I didn’t mind this one though. Plymouth Hoe turns with the seasons. Last Sunday the promenade was filled with workers erecting a funfair. It kicked into life on Monday evening, lights spinning music blaring girls screaming, and then sank into silence at 10pm. By the morning all signs of it were gone. This was part of Bonfire Night … our British version of Independence Day and a fiesta, celebrating the fact that our Parliament buildings were not torched all those centuries ago. The skies above Plymouth were ablaze with fireworks shooting out of the military citadel compound, twenty glorious minutes of explosive dazzle from 8pm. Thousands crammed Hoe gardens, which I am more used to sharing with dogwalkers and a few skateboarders. Then they strolled back down the hill to their homes and to bed.
The snare drum marked the beginning of a rehearsal for next Sunday. November 11th, the 11th hoursof the 11th day of the 11th month, will see troops stationed around the war memorial as they were today. This marks the signing of the armistice in the First World War. These marines and sailors are remembering those who died in service. The memorial here in Plymouth is tended by the war graves commission, because of course many of those who died at sea know no other grave. An old lady was arranging flowers beneath the inscribed name of a dead sailor as the rehearsal took place around her.
As a trumpet blew out the last post, I ended a section of my new novel. I wrote on, and paused a while later to stand in the old fashioned way for the national anthem, my window now open to receive the fullness of sound. As I later laid my pen down for the day, the band struck up a bouncy medley and marched themselves back to their citadel.
I don’t care for leafblowers, but it is pleasing when writing fits into the seasons of other people’s lives.

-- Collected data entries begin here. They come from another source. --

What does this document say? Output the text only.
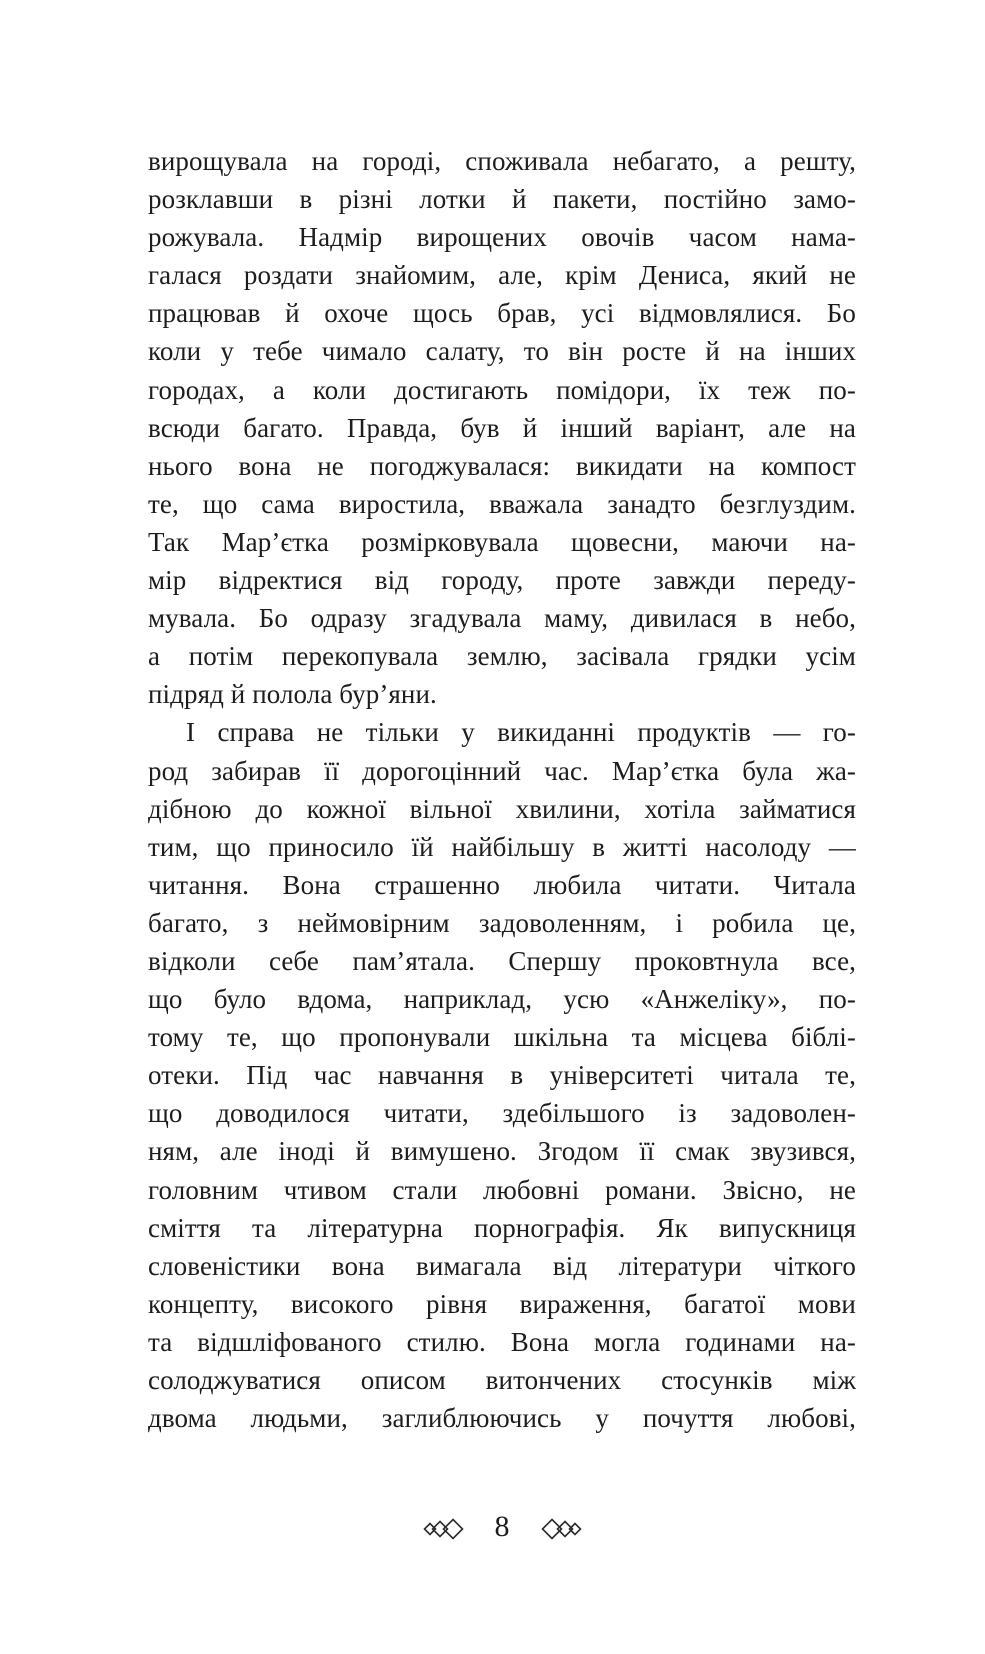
вирощувала на городі, споживала небагато, а решту,
розклавши в різні лотки й пакети, постійно замо-
рожувала. Надмір вирощених овочів часом нама-
галася роздати знайомим, але, крім Дениса, який не
працював й охоче щось брав, усі відмовлялися. Бо
коли у тебе чимало салату, то він росте й на інших
городах, а коли достигають помідори, їх теж по-
всюди багато. Правда, був й інший варіант, але на
нього вона не погоджувалася: викидати на компост
те, що сама виростила, вважала занадто безглуздим.
Так Мар’єтка розмірковувала щовесни, маючи на-
мір відректися від городу, проте завжди переду-
мувала. Бо одразу згадувала маму, дивилася в небо,
а потім перекопувала землю, засівала грядки усім
підряд й полола бур’яни.
І справа не тільки у викиданні продуктів — го-
род забирав її дорогоцінний час. Мар’єтка була жа-
дібною до кожної вільної хвилини, хотіла займатися
тим, що приносило їй найбільшу в житті насолоду —
читання. Вона страшенно любила читати. Читала
багато, з неймовірним задоволенням, і робила це,
відколи себе пам’ятала. Спершу проковтнула все,
що було вдома, наприклад, усю «Анжеліку», по-
тому те, що пропонували шкільна та місцева біблі-
отеки. Під час навчання в університеті читала те,
що доводилося читати, здебільшого із задоволен-
ням, але іноді й вимушено. Згодом її смак звузився,
головним чтивом стали любовні романи. Звісно, не
сміття та літературна порнографія. Як випускниця
словеністики вона вимагала від літератури чіткого
концепту, високого рівня вираження, багатої мови
та відшліфованого стилю. Вона могла годинами на-
солоджуватися описом витончених стосунків між
двома людьми, заглиблюючись у почуття любові,
8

Tuesday, November 06, 2007

The balm of broad horizons on the South Coast Way



Plymouth University’s computer system crashed on Friday afternoon, the sun was shining, so what’s a guy to do? Our first walk of the South Coast Way took us from the Martello Tower around the east side of Plymouth Harbour. One intriguing aspect of journeying is to view your own home from a different perspective. Now we could look across the water to Plymouth Hoe, with Seaton’s lighthouse and our home.
Just a glimpse of the sea is hugely balancing for me. Walking beside it is the world’s best therapy. A poet in Derby the other day advised me to go to Bantham, a small coastal spot (pictured here as a rockscape and a boathouse), for a place of isolated charm. The recommendation worked, a beautiful inlet and sandy beach, plus a few becalmed surfers.
The trio of walks was completed the next day with a drive from Devon into Cornwall and a stroll of a cliff edge path beyond Polperro (pictured). Bruce Chatwin claimed he gave up work at Sotheby’s and set off for Africa because a doctor prescribed him wide horizons. London used to disturb me – I would run to the Thames and look down it toward the North Sea as the most open aspect I could find but the view never mended me enough. The coast gives me that aspect. It lifts me from the page for a while and sets me back on Earth.

Monday, November 05, 2007

Graham Mort's 'Visibility'

It's cheery to see such an exceptional Guardian review for Graham Mort's new book of poetry, the new and selected poems Visibility. I used a bundle of eminent poems in a seminar the other week. It was Graham's poem 'Mole Totem' which meant most to the students. Six three-line stanzas, each a sentence, follow the journey of moles hung up in death ... Backs convulse against wind,/rain washes strychnine/through their leaky spines. ... then back into the subterranean world through which they once swam ... One by one they fall, softened/by April rain, quicken, plunge/blindly back into waves of soil.
I am glad to have had the years of Graham's poet's eye trained on my novel Ectopia (as supervisor on my PhD at Lancaster). Not just the poet's eye for rhythm and language and detail, but an unflinching eye, peering thorugh the surface of the work in search of what was yet to be revealed.